Hey all,
I'm in my company 11 years, in a technical role, and have been reporting to my manager for more than 10 years (yeah, really!) I really love my job, in loads of ways, and have really progressed in the last 12-18 months, both in confidence and in what I'm taking on. I've positioned myself as a specialist in a very niche area that is of huge legal importance to the company, and I'm one of 2 people in my dept who can claim these skills.
I have my end-of-year review next week and have massive anxiety about this. Last year (2018), I really pushed myself (I'm an introvert, so all the extra work I volunteered to take on, presentations, demos, etc was really bloody hard!) but my manager dismissed my achievements as something the company expected anyway as they have 'high standards'. This really really upset me, after a year of really pushing myself trying to grow and take on more responsibility, I felt my achievements were not being appreciated and I really felt demotivated after the review.

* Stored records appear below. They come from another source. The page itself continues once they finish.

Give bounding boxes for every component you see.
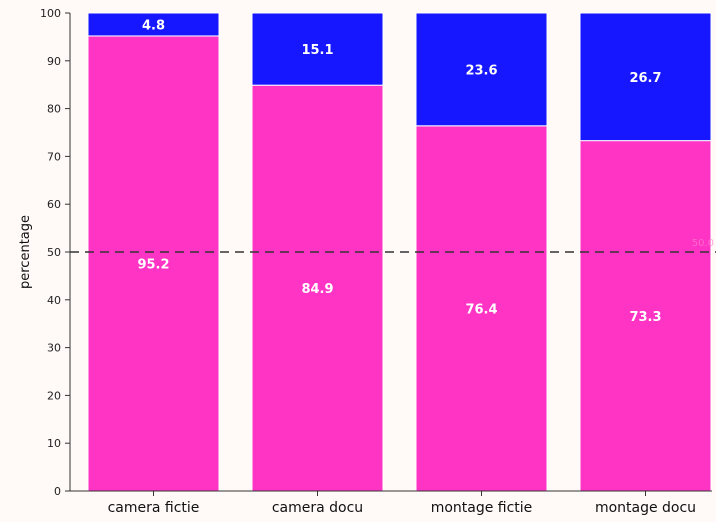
data-labels-layer: 95.2 4.8 84.9 15.1 76.4 23.6 73.3 26.7 xyxy=(137,18,661,324)
data-label-2-1: 15.1 xyxy=(301,43,333,58)
bar-segment-2-3 xyxy=(579,12,712,142)
data-label-2-2: 23.6 xyxy=(465,63,497,78)
bar-segment-2-0 xyxy=(87,12,220,37)
data-label-1-2: 76.4 xyxy=(465,302,497,317)
y-tick-label-6: 60 xyxy=(47,198,61,211)
data-label-1-1: 84.9 xyxy=(301,282,333,297)
y-tick-label-5: 50 xyxy=(47,246,61,259)
data-label-2-3: 26.7 xyxy=(629,71,661,86)
y-tick-label-7: 70 xyxy=(47,150,61,163)
x-tick-label-0: camera fictie xyxy=(108,500,200,516)
bar-segment-1-0 xyxy=(87,35,220,492)
y-tick-label-3: 30 xyxy=(47,342,61,355)
data-label-2-0: 4.8 xyxy=(142,18,165,33)
bar-segment-2-1 xyxy=(251,12,384,86)
bars-layer xyxy=(87,12,712,492)
axes-layer: camera fictie camera docu montage fictie mo… xyxy=(40,7,716,516)
reference-line-label: 50.0 xyxy=(692,238,714,249)
y-tick-label-2: 20 xyxy=(47,389,61,402)
y-tick-label-10: 100 xyxy=(40,7,61,20)
y-axis-title: percentage xyxy=(18,215,33,289)
y-tick-label-0: 0 xyxy=(54,485,61,498)
x-tick-label-1: camera docu xyxy=(272,500,363,516)
y-tick-label-9: 90 xyxy=(47,55,61,68)
y-tick-label-8: 80 xyxy=(47,103,61,116)
data-label-1-0: 95.2 xyxy=(137,257,169,272)
x-tick-label-3: montage docu xyxy=(595,500,696,516)
data-label-1-3: 73.3 xyxy=(629,310,661,325)
y-tick-label-1: 10 xyxy=(47,437,61,450)
x-tick-label-2: montage fictie xyxy=(431,500,533,516)
bar-segment-1-2 xyxy=(415,125,548,492)
bar-segment-1-3 xyxy=(579,140,712,492)
y-tick-label-4: 40 xyxy=(47,294,61,307)
bar-segment-2-2 xyxy=(415,12,548,127)
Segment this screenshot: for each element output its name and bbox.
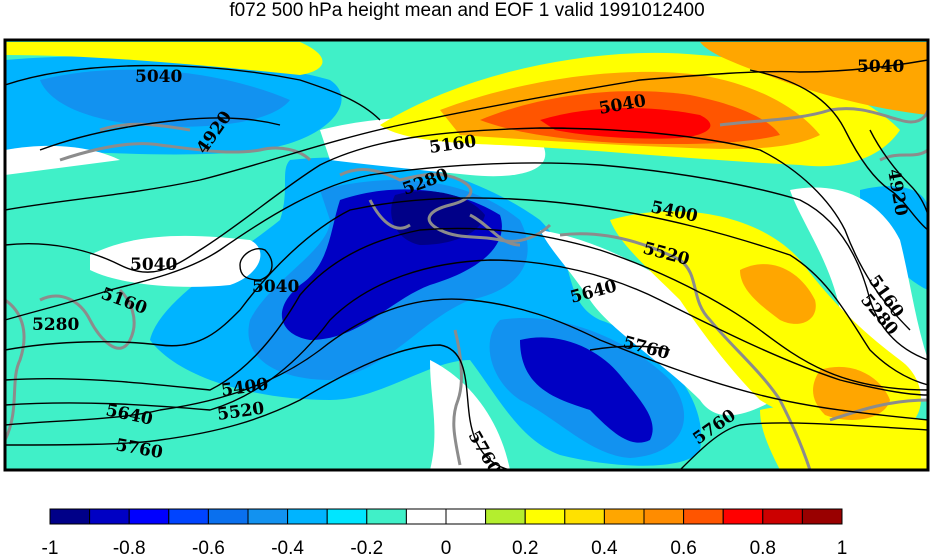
colorbar-tick-label: 0 xyxy=(440,538,452,559)
contour-label: 5040 xyxy=(130,255,177,275)
colorbar-tick-label: -0.8 xyxy=(112,538,146,559)
shade-red xyxy=(540,108,711,139)
colorbar-tick-label: 0.4 xyxy=(591,538,618,559)
colorbar-swatch xyxy=(405,508,447,525)
colorbar-swatch xyxy=(801,508,843,525)
coastline xyxy=(469,213,521,247)
height-contour xyxy=(39,117,281,151)
colorbar-swatch xyxy=(366,508,407,525)
colorbar-swatch xyxy=(326,508,368,525)
height-contour xyxy=(869,129,928,216)
colorbar-swatch xyxy=(207,508,249,525)
height-contour xyxy=(749,69,928,231)
colorbar-swatch xyxy=(643,508,685,525)
coastline xyxy=(339,168,552,243)
height-contour xyxy=(5,162,928,361)
colorbar-swatch xyxy=(168,508,209,525)
height-contour xyxy=(5,64,381,121)
colorbar-swatch xyxy=(683,508,724,525)
colorbar-swatch xyxy=(445,508,487,525)
height-contour xyxy=(5,259,928,411)
colorbar-swatch xyxy=(247,508,289,525)
colorbar-tick-label: 1 xyxy=(836,538,848,559)
coastline xyxy=(829,398,928,422)
shade-white xyxy=(430,360,510,470)
colorbar-swatch xyxy=(564,508,605,525)
coastline xyxy=(559,232,812,470)
height-contour xyxy=(239,248,273,281)
height-contour xyxy=(589,345,671,351)
map-frame xyxy=(3,38,930,472)
colorbar-swatch xyxy=(89,508,130,525)
height-contour xyxy=(5,298,928,426)
colorbar-swatch xyxy=(128,508,170,525)
colorbar-swatch xyxy=(603,508,645,525)
plot-title: f072 500 hPa height mean and EOF 1 valid… xyxy=(229,0,705,21)
shade-white xyxy=(790,187,928,400)
colorbar xyxy=(49,508,843,525)
colorbar-tick-label: -1 xyxy=(41,538,59,559)
height-contour xyxy=(679,422,928,470)
colorbar-tick-label: 0.2 xyxy=(511,538,539,559)
shade-medium-blue xyxy=(40,69,290,127)
colorbar-tick-label: 0.6 xyxy=(670,538,697,559)
colorbar-swatch xyxy=(722,508,764,525)
coastline xyxy=(452,329,463,466)
height-contour xyxy=(5,59,928,211)
colorbar-swatch xyxy=(49,508,91,525)
colorbar-tick-label: -0.4 xyxy=(271,538,304,559)
shade-orange xyxy=(740,264,816,324)
shade-white xyxy=(540,230,790,416)
coastline xyxy=(879,148,928,162)
colorbar-swatch xyxy=(485,508,526,525)
shade-white xyxy=(90,235,261,287)
contour-label: 5040 xyxy=(135,67,182,87)
height-contour xyxy=(5,127,911,331)
colorbar-tick-label: -0.6 xyxy=(192,538,225,559)
shade-orange xyxy=(700,42,928,115)
shade-yellow xyxy=(5,42,323,75)
colorbar-swatch xyxy=(287,508,328,525)
height-contour xyxy=(5,344,511,470)
colorbar-swatch xyxy=(762,508,803,525)
coastline xyxy=(368,199,411,230)
coastline xyxy=(39,288,136,350)
contour-label: 5040 xyxy=(857,57,904,77)
height-contour xyxy=(5,197,928,386)
height-contour xyxy=(5,227,928,391)
shade-yellow xyxy=(760,405,928,470)
coastline xyxy=(5,298,26,441)
eof-shading: 5040 5040 5040 4920 5160 5280 5400 5520 … xyxy=(5,40,928,470)
colorbar-swatch xyxy=(524,508,566,525)
shade-dark-blue xyxy=(520,337,653,443)
colorbar-tick-label: 0.8 xyxy=(749,538,777,559)
coastline xyxy=(59,142,312,162)
colorbar-tick-label: -0.2 xyxy=(350,538,384,559)
contour-label: 5040 xyxy=(252,277,299,297)
contour-label: 5280 xyxy=(32,315,79,335)
coastline xyxy=(719,107,928,127)
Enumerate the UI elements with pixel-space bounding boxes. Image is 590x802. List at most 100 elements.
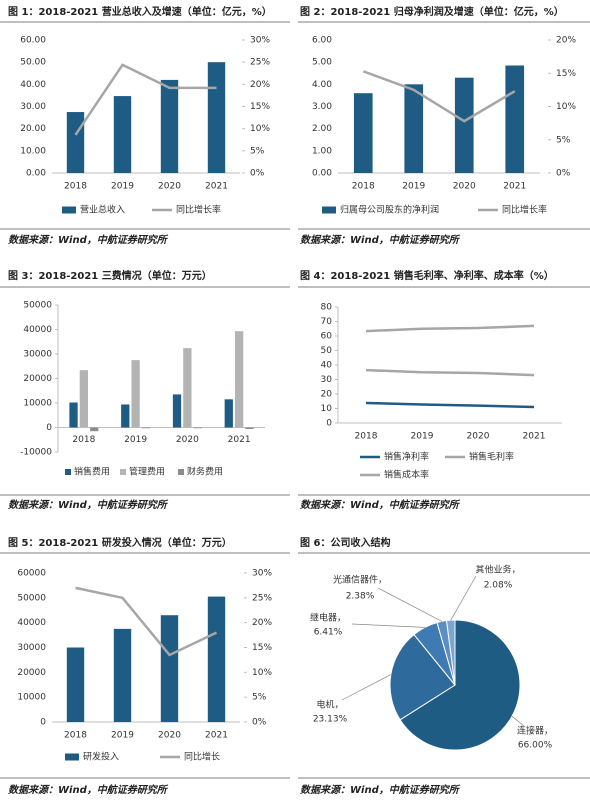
y-tick-label: 40.00: [20, 80, 46, 90]
y-tick-label: 30: [321, 375, 333, 385]
y-tick-label: 20: [321, 390, 333, 400]
bar: [454, 77, 474, 173]
chart-title: 图 4：2018-2021 销售毛利率、净利率、成本率（%）: [300, 269, 554, 282]
y-tick-label: 3.00: [312, 102, 332, 112]
bar: [224, 399, 233, 428]
chart-source: 数据来源：Wind，中航证券研究所: [8, 234, 169, 246]
y-tick-label: 20.00: [20, 124, 46, 134]
line: [365, 401, 535, 409]
chart-title: 图 6：公司收入结构: [300, 536, 390, 549]
legend-label: 销售净利率: [384, 451, 429, 463]
y2-tick-label: 20%: [252, 618, 272, 628]
chart-source: 数据来源：Wind，中航证券研究所: [8, 499, 169, 511]
y-tick-label: 5.00: [312, 58, 332, 68]
leader-line: [377, 587, 442, 622]
bar: [207, 596, 226, 722]
y-tick-label: 10: [321, 404, 333, 414]
y-tick-label: 40: [321, 361, 333, 371]
slice-value: 2.38%: [346, 592, 375, 602]
y-tick-label: 60: [321, 332, 333, 342]
y-tick-label: 40000: [23, 325, 52, 335]
y2-tick-label: 0%: [252, 718, 267, 728]
y2-tick-label: 5%: [556, 135, 571, 145]
legend-swatch: [65, 469, 71, 475]
y-tick-label: 60000: [17, 569, 46, 579]
pie-slice: [389, 633, 456, 721]
bar: [207, 62, 226, 173]
bar: [505, 65, 525, 173]
y2-tick-label: 20%: [250, 80, 270, 90]
y-tick-label: 30.00: [20, 102, 46, 112]
y-tick-label: 30000: [17, 643, 46, 653]
bar: [113, 96, 132, 173]
y-tick-label: 4.00: [312, 80, 332, 90]
y2-tick-label: 0%: [250, 169, 265, 179]
legend-label: 同比增长率: [502, 204, 547, 216]
slice-name: 电机，: [316, 699, 343, 711]
x-tick-label: 2020: [467, 432, 490, 442]
bar: [160, 79, 179, 173]
y-tick-label: 50: [321, 346, 333, 356]
bar: [90, 427, 99, 432]
slice-name: 连接器，: [517, 725, 553, 737]
x-tick-label: 2021: [503, 182, 526, 192]
y-tick-label: 0.00: [26, 169, 46, 179]
y2-tick-label: 25%: [252, 593, 272, 603]
x-tick-label: 2019: [111, 731, 134, 741]
y-tick-label: 10.00: [20, 146, 46, 156]
chart-title: 图 5：2018-2021 研发投入情况（单位：万元）: [8, 536, 232, 549]
y-tick-label: 2.00: [312, 124, 332, 134]
bar: [66, 647, 85, 722]
y-tick-label: 0: [40, 718, 46, 728]
slice-name: 继电器，: [310, 612, 346, 624]
x-tick-label: 2018: [64, 731, 87, 741]
bar: [404, 84, 424, 173]
x-tick-label: 2020: [158, 731, 181, 741]
bar: [183, 348, 192, 428]
y-tick-label: 0: [46, 423, 52, 433]
x-tick-label: 2021: [523, 432, 546, 442]
x-tick-label: 2019: [111, 182, 134, 192]
y-tick-label: 60.00: [20, 36, 46, 46]
y2-tick-label: 15%: [556, 69, 576, 79]
y2-tick-label: 25%: [250, 58, 270, 68]
y2-tick-label: 20%: [556, 36, 576, 46]
bar: [131, 360, 140, 428]
legend-label: 管理费用: [129, 466, 165, 478]
pie-slice: [399, 619, 521, 751]
y-tick-label: 80: [321, 303, 333, 313]
x-tick-label: 2019: [411, 432, 434, 442]
y-tick-label: 50000: [23, 301, 52, 311]
legend-swatch: [322, 206, 336, 214]
y-tick-label: 70: [321, 317, 333, 327]
line: [75, 586, 218, 657]
leader-line: [511, 716, 525, 727]
leader-line: [450, 575, 477, 621]
y-tick-label: -10000: [20, 448, 52, 458]
bar: [69, 402, 78, 428]
legend-label: 归属母公司股东的净利润: [340, 204, 439, 216]
x-tick-label: 2021: [205, 182, 228, 192]
y2-tick-label: 30%: [250, 36, 270, 46]
line: [362, 70, 516, 123]
bar: [245, 427, 254, 429]
bar: [193, 427, 202, 429]
chart-source: 数据来源：Wind，中航证券研究所: [300, 234, 461, 246]
x-tick-label: 2018: [64, 182, 87, 192]
x-tick-label: 2020: [176, 435, 199, 445]
x-tick-label: 2021: [205, 731, 228, 741]
legend-swatch: [65, 753, 79, 761]
y-tick-label: 6.00: [312, 36, 332, 46]
y2-tick-label: 10%: [250, 124, 270, 134]
chart-source: 数据来源：Wind，中航证券研究所: [300, 784, 461, 796]
y2-tick-label: 5%: [250, 146, 265, 156]
legend-label: 同比增长率: [176, 204, 221, 216]
line: [365, 368, 535, 377]
rules: [0, 21, 590, 779]
legend-swatch: [62, 206, 76, 214]
y-tick-label: 10000: [23, 399, 52, 409]
chart-title: 图 2：2018-2021 归母净利润及增速（单位：亿元，%）: [300, 5, 564, 18]
slice-name: 光通信器件，: [333, 574, 387, 586]
slice-value: 2.08%: [484, 581, 513, 591]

2019 was a game changer in the type of work I took on and I feel I achieved even more making myself very valuable to the company. However I've such anxiety about this meeting, about trying to prove myself yet again (when I could have sat back and coasted for the year), I'm afraid I'm literally going to cry with frustration. Appreciate my manager is stuck between a rock and a hard place with regards employee ratings but I just want to be acknowledged! Is this ridiculously childish?
My plan this year is to interview around and consider moving, but in the mean time, how can I get through this review when I've built it up to being so much. I really can't give my manager the satisfaction of seeing me cry. Gah. I probably shouldn't place so much importance on what the company rates me out of 5, FFS, but I really do (high-achiever, insecure, people-pleaser here but changing slowly!)